Normally, insulin binding to its receptor induces phosphorylation of the serine/threonine kinase Akt/protein kinase B (PKB). One of Akt/PKB's functions is to inhibit glucose output from the liver when glucose is already available from food. If this fails, hepatic glucose output increases. So, a report in Science showing that TRB3 is a negative modulator of Akt/PKB has widespread implications for type II diabetes.

Du et al. isolated TRB3 in a yeast two-hybrid screen for proteins that modulate Akt/PKB activity, and verified this interaction using in vitro assays and coimmunoprecipitations. Like its Drosophila homologue tribbles, TRB3 has a truncated kinase domain and lacks detectable catalytic activity. However, further truncation of the kinase domain weakened the interaction of TRB3 with Akt/PKB.

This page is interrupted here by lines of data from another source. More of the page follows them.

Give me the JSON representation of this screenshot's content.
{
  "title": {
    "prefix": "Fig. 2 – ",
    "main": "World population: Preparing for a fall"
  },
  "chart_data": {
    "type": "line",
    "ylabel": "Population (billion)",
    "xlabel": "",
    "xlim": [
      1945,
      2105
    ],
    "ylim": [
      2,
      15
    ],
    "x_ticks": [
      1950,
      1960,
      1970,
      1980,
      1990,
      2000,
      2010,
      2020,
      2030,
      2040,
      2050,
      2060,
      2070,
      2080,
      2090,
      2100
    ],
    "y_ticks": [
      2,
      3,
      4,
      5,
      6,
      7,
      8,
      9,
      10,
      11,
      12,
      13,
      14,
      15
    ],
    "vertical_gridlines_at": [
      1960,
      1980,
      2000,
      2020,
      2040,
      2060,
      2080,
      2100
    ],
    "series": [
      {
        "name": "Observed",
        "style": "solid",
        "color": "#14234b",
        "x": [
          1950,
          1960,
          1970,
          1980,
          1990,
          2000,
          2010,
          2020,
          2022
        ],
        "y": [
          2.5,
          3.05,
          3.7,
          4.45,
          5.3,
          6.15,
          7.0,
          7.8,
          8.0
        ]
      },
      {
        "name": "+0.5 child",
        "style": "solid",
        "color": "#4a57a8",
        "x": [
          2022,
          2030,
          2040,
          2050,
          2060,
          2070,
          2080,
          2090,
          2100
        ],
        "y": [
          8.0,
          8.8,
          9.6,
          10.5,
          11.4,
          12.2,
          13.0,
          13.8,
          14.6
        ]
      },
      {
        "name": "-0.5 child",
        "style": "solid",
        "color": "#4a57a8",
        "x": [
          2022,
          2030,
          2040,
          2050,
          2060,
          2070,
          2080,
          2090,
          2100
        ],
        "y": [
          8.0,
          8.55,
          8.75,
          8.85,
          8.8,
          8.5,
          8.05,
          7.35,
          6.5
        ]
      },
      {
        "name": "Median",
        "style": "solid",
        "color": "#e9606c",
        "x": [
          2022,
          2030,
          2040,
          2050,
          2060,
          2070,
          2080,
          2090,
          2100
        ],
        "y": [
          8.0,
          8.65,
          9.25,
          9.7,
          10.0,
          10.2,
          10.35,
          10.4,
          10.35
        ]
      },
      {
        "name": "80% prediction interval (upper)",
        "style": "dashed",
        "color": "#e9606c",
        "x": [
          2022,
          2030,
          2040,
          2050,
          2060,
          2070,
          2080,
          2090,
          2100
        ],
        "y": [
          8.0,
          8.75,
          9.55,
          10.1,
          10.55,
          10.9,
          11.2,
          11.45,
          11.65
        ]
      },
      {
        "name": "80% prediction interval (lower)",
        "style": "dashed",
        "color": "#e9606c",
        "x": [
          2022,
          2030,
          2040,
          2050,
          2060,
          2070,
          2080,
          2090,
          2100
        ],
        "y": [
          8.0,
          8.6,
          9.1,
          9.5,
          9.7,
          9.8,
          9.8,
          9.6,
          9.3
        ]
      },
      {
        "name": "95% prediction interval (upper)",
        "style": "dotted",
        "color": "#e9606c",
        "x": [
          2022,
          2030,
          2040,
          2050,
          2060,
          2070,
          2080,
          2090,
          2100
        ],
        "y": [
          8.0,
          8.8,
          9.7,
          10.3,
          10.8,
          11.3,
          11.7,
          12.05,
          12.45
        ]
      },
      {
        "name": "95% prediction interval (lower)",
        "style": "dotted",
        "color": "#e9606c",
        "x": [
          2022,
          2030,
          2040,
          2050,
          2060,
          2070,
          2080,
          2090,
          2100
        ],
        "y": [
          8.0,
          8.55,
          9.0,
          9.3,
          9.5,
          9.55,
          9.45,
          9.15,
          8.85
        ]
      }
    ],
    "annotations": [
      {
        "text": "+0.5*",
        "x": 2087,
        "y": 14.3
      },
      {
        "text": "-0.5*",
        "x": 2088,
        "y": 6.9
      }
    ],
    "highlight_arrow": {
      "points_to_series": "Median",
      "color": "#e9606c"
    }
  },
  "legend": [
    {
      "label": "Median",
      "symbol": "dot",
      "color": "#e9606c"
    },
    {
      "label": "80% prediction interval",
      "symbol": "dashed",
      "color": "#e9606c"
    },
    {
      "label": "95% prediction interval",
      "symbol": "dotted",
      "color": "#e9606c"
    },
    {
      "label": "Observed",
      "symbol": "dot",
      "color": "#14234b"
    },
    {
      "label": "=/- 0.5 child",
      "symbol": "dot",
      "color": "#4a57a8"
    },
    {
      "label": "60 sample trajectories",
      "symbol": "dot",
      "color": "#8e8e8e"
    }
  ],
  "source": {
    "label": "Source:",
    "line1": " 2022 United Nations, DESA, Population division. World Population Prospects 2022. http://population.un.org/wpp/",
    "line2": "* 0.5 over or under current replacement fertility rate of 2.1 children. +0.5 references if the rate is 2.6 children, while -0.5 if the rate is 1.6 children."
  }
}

The effect of TRB3 on Akt/PKB was to inhibit its phosphorylation at threonine (Thr) 308 and serine (Ser) 473, thereby reducing its kinase activity — there was no change in the protein levels of Akt/PKB. Perhaps unsurprisingly, therefore, when the authors disrupted endogenous TRB3 expression in hepatocytes using RNA interference, Akt/PKB phosphorylation was potentiated in response to growth-factor signalling. So, how does this happen?

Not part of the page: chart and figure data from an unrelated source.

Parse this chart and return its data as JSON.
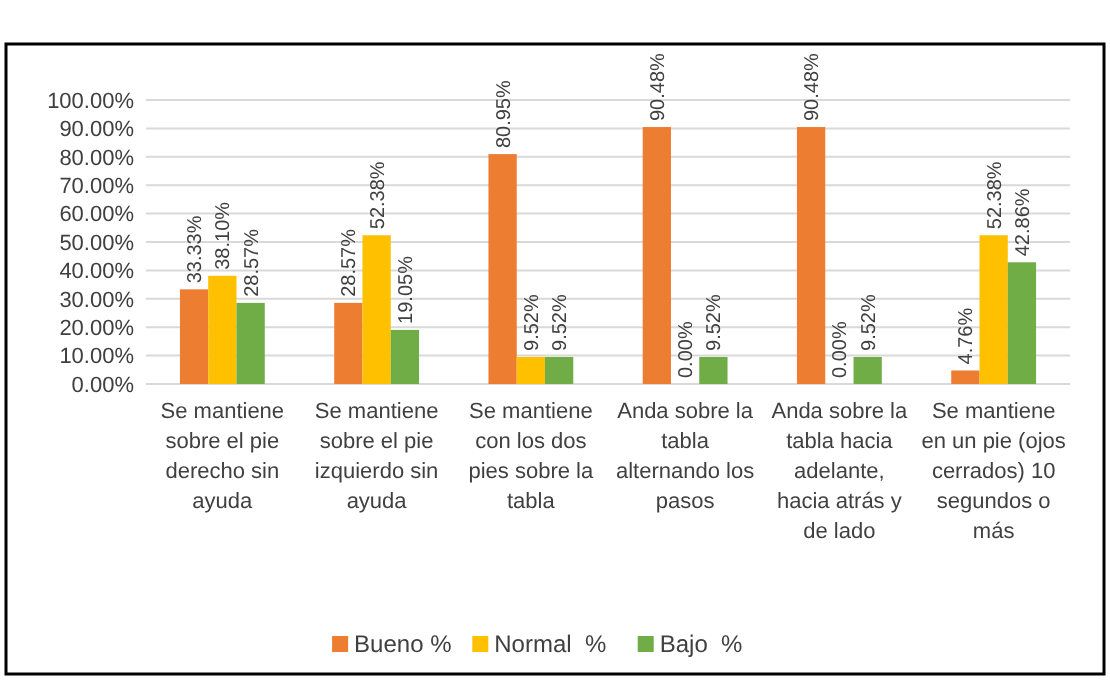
{
  "chart_data": {
    "type": "bar",
    "categories": [
      "Se mantiene sobre el pie derecho sin ayuda",
      "Se mantiene sobre el pie izquierdo sin ayuda",
      "Se mantiene con los dos pies sobre la tabla",
      "Anda sobre la tabla alternando los pasos",
      "Anda sobre la tabla hacia adelante, hacia atrás y de lado",
      "Se mantiene en un pie (ojos cerrados) 10 segundos o más"
    ],
    "series": [
      {
        "name": "Bueno %",
        "color": "#ed7d31",
        "values": [
          33.33,
          28.57,
          80.95,
          90.48,
          90.48,
          4.76
        ],
        "value_labels": [
          "33.33%",
          "28.57%",
          "80.95%",
          "90.48%",
          "90.48%",
          "4.76%"
        ]
      },
      {
        "name": "Normal  %",
        "color": "#ffc000",
        "values": [
          38.1,
          52.38,
          9.52,
          0,
          0,
          52.38
        ],
        "value_labels": [
          "38.10%",
          "52.38%",
          "9.52%",
          "0.00%",
          "0.00%",
          "52.38%"
        ]
      },
      {
        "name": "Bajo  %",
        "color": "#70ad47",
        "values": [
          28.57,
          19.05,
          9.52,
          9.52,
          9.52,
          42.86
        ],
        "value_labels": [
          "28.57%",
          "19.05%",
          "9.52%",
          "9.52%",
          "9.52%",
          "42.86%"
        ]
      }
    ],
    "ylim": [
      0,
      100
    ],
    "yticks": [
      {
        "value": 0,
        "label": "0.00%"
      },
      {
        "value": 10,
        "label": "10.00%"
      },
      {
        "value": 20,
        "label": "20.00%"
      },
      {
        "value": 30,
        "label": "30.00%"
      },
      {
        "value": 40,
        "label": "40.00%"
      },
      {
        "value": 50,
        "label": "50.00%"
      },
      {
        "value": 60,
        "label": "60.00%"
      },
      {
        "value": 70,
        "label": "70.00%"
      },
      {
        "value": 80,
        "label": "80.00%"
      },
      {
        "value": 90,
        "label": "90.00%"
      },
      {
        "value": 100,
        "label": "100.00%"
      }
    ],
    "grid": "y",
    "legend": "bottom"
  }
}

Phosphorylation-defective and phosphorylation-mimicking Akt/PKB constructs in yeast two-hybrid assays indicated that TRB3 preferentially binds to unphosphorylated Akt/PKB. Further studies showed that this was probably through TRB3 binding to, and therefore blocking, the Akt/PKB Thr308 phosphorylation site.

The authors then looked at TRB3 expression in mouse liver under feeding or fasting conditions. Hepatic TRB3 messenger RNA and protein levels were 10–20 times higher in fasted animals than fed ones, and were also higher in livers from db/db diabetic mice. When Du et al. overexpressed TRB3 in vivo, they saw increased blood glucose levels in re-fed, but not fasted, mice, indicating that TRB3 might interfere with insulin-mediated hepatic glucose release. And in a glucose-output assay, insulin could hardly inhibit glucose release from TRB3-overexpressing cells, in contrast to wild-type cells. This might be partly due to TRB's ability to block phosphorylation of Akt/PKB substrates such as glycogen synthase kinase-3β.

Under fasting conditions, TRB3-mediated hepatic glucose output might be beneficial, but pathological TRB3 overexpression after feeding might contribute to insulin resistance and hyperglycaemia. So, Du et al. have highlighted that TRB3 could be an attractive target for treating type II diabetes.